We are, of course and in addition, in the midst of the Q3 earnings cycle; halfway through the sequence, while the numbers have been strong, they haven’t been strong enough to offset the other nonsense plaguing our senses. what is anoxic brain encephalopathy I will cop to being among the crowd that in the wake of the unfolding equity selloff, half hoped and more than half expected that the market would be bailed out by tech leaders. But it’s been a mixed bag thus far. In a touching nod to the nostalgic days of dog-eared copies of “Zen”, the positive hit parade was led by two old school tech companies: Microsoft and Intel, but even here investors weren’t overly impressed.

Then those new-age darlings, our current objects of infatuation: Alphabet and Amazon, took to the podium on Thursday and managed to disappoint. Both stocks sold off hard on Friday, giving the lie to the false bottom hopes that manifested in the preceding session.

Next week brings further profit tidings, including those from Zuck (FB) and Cook (AAPL), but unless they blow the doors off (doubtful), investors are more likely than not to view the slightest blemishes as further reason to bail – on these names and on the market as a whole.

For all of the above, the market seems unambiguously oversold here, and I’ve not much doubt that by mid-week at latest it will have experienced one of those melt-ups that bring hope to every risk-taking heart. But just like Thursday’s encouraging rally, I would caution against extrapolating the bids. nanoxia deep silence 6 Among other matters, any rapid-fire rally will feature a healthy dose of short squeezing.

I think that recent events have probably lowered the multi-quarter ceiling on valuations, but overall, they should trend upward. However, they are unlikely to V bottom; the next sustainable rally cannot, in my judgment, take hold until the volatility subsides. At that point, the prudent among us are likely to identify good entry points and load in.
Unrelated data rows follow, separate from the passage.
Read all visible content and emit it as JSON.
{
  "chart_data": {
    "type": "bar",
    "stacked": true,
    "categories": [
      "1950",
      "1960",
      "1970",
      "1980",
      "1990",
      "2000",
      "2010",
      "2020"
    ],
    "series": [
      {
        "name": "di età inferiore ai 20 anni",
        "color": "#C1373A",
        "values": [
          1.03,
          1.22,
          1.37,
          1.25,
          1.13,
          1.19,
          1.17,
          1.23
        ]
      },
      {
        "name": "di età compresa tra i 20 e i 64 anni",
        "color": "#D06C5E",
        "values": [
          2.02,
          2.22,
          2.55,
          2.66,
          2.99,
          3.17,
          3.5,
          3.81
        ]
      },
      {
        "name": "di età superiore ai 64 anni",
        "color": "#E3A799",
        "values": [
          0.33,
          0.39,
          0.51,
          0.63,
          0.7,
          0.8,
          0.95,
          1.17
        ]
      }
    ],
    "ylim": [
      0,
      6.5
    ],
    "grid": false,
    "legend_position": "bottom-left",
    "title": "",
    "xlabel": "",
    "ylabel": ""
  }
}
But we’re gonna have to wait a spell for that happy contingency. In the meantime, I’d recommend that you take a zen-like approach to portfolio construction, reducing grosses wherever possible (like the Buddha living on rice), and holding fast to the core themes in your book that represent – let’s face it – you’re best if not your only chance to get paid.

I might have more to say on this topic further down the road. But not now. First I’ve got to read Pirsig’s book. And, for what it’s worth, I also need to do some work on my Harley Hog. The engine won’t kick over no matter what I try, and, for neither love nor money can I figure out the reason why.